Czwartek, 19 grudnia 2024

imieniny: Gabrieli, Dariusza, Urbana

RSS

Plany mamy świetne

18.01.2011 00:00 red
Nigdy nie przeskoczymy piłki nożnej. Mam wrażenie, że jesteśmy piłkarską potęgą. No ale w końcu zremisowaliśmy na Wembley z Anglią – mówi w rozmowie z Tygodnikiem Rybnickim Michał Pawlaszczyk, prezes RKM Rybnik.
– Marek Pietras: – Czy wraca pan jeszcze czasami do ubiegłego sezonu?
– Michał Pawlaszczyk: – Nie czasami, bardzo często. Zeszłoroczny sezon odcisnął straszne piętno na wszystkich związanych z naszym klubem. To był dla mnie osobiście bardzo ciężki rok. Jak wiemy, tonący łapie się brzytwy i mi ta brzytwa bardzo pocięła palce. Mam tu na myśli dwie fuzje, mniejszą i większą. Do tego zeszły rok cały czas nas goni w sensie zaległości. Nie jest tajemnicą, że takie mamy i musimy sobie z nimi poradzić. Ale ważne jest również to, żeby z błędów wyciągać wnioski. 
 
– Analizując sezon 2010, co było powodem, że zakończył on się dość słabo?
– Na ostateczny wynik złożyło się wiele czynników. Począwszy od pogody która nas prześladowała a co bezpośrednio przełożyło się na frekwencję na stadionie, kończąc na tragedii smoleńskiej, która spowodowała totalny zamęt jeżeli chodzi o terminarz rozgrywek. Musieliśmy jechać na cztery mecze wyjazdowe. Drużyna była zdziesiątkowana po meczu z Grudziądzem. Wiele takich małych rzeczy złożyło się na to, że musieliśmy do ostatniego meczu walczyć o ligowy byt.
 
– Patrząc wstecz na te dwa lata, kiedy zawiaduje pan klubem, co w swojej działalności zapisałby pan po stronie plusów a co po stronie minusów?
– Plusem na pewno jest fakt, że w sezonie 2009 udowodniliśmy, że w Rybniku jest zapotrzebowanie na dobry żużel. Pokazaliśmy potencjalnym sponsorom, że jest potencjał. Cieszy mnie również to, że nie sprawdziły się głosy wielu znawców, iż sobie nie poradzimy z prowadzeniem klubu.
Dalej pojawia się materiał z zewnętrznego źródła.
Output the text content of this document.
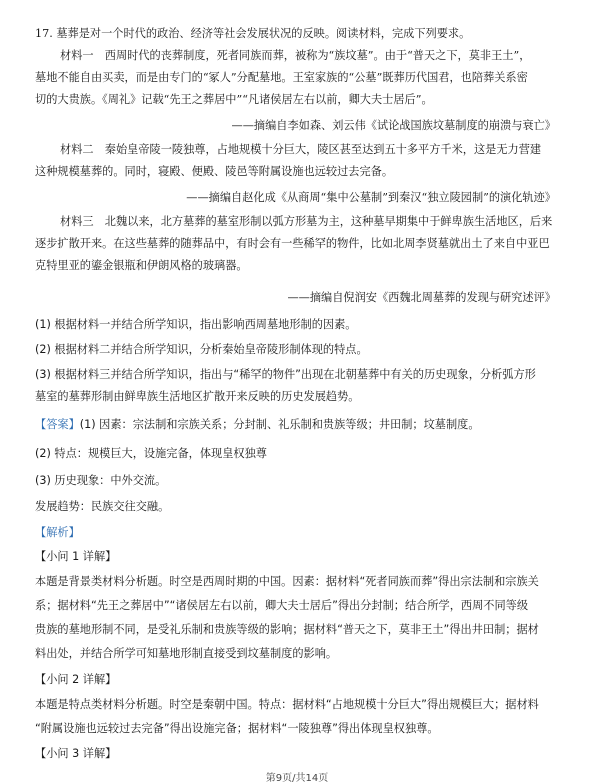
17. 墓葬是对一个时代的政治、经济等社会发展状况的反映。阅读材料，完成下列要求。
材料一　西周时代的丧葬制度，死者同族而葬，被称为“族坟墓”。由于“普天之下，莫非王土”，
墓地不能自由买卖，而是由专门的“冢人”分配墓地。王室家族的“公墓”既葬历代国君，也陪葬关系密
切的大贵族。《周礼》记载“先王之葬居中”“凡诸侯居左右以前，卿大夫士居后”。
——摘编自李如森、刘云伟《试论战国族坟墓制度的崩溃与衰亡》
材料二　秦始皇帝陵一陵独尊，占地规模十分巨大，陵区甚至达到五十多平方千米，这是无力营建
这种规模墓葬的。同时，寝殿、便殿、陵邑等附属设施也远较过去完备。
——摘编自赵化成《从商周“集中公墓制”到秦汉“独立陵园制”的演化轨迹》
材料三　北魏以来，北方墓葬的墓室形制以弧方形墓为主，这种墓早期集中于鲜卑族生活地区，后来
逐步扩散开来。在这些墓葬的随葬品中，有时会有一些稀罕的物件，比如北周李贤墓就出土了来自中亚巴
克特里亚的鎏金银瓶和伊朗风格的玻璃器。
——摘编自倪润安《西魏北周墓葬的发现与研究述评》
(1) 根据材料一并结合所学知识，指出影响西周墓地形制的因素。
(2) 根据材料二并结合所学知识，分析秦始皇帝陵形制体现的特点。
(3) 根据材料三并结合所学知识，指出与“稀罕的物件”出现在北朝墓葬中有关的历史现象，分析弧方形
墓室的墓葬形制由鲜卑族生活地区扩散开来反映的历史发展趋势。
【答案】(1) 因素：宗法制和宗族关系；分封制、礼乐制和贵族等级；井田制；坟墓制度。
(2) 特点：规模巨大，设施完备，体现皇权独尊
(3) 历史现象：中外交流。
发展趋势：民族交往交融。
【解析】
【小问 1 详解】
本题是背景类材料分析题。时空是西周时期的中国。因素：据材料“死者同族而葬”得出宗法制和宗族关
系；据材料“先王之葬居中”“诸侯居左右以前，卿大夫士居后”得出分封制；结合所学，西周不同等级
贵族的墓地形制不同，是受礼乐制和贵族等级的影响；据材料“普天之下，莫非王土”得出井田制；据材
料出处，并结合所学可知墓地形制直接受到坟墓制度的影响。
【小问 2 详解】
本题是特点类材料分析题。时空是秦朝中国。特点：据材料“占地规模十分巨大”得出规模巨大；据材料
“附属设施也远较过去完备”得出设施完备；据材料“一陵独尊”得出体现皇权独尊。
【小问 3 详解】
第9页/共14页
Jest ciężko, ale cały czas pracujemy i mamy nadzieję, że to przyniesie spodziewane efekty. Co do minusów, na pewno można ich znaleźć więcej niż plusów. Jest tak, że punkt widzenia zależy od punktu siedzenia. Ja uważam, że największym minusem jest fakt, że jako jedyny klub żużlowy w regionie, który jest najbardziej uprzemysłowionym w kraju, nie jesteśmy w stanie zbudować odpowiedniego budżetu, aby walczyć w ekstralidze. Dla wielu naszych przyjaciół z klubów żużlowych w Polsce jest to mało zrozumiałe a czasem wręcz śmieszne.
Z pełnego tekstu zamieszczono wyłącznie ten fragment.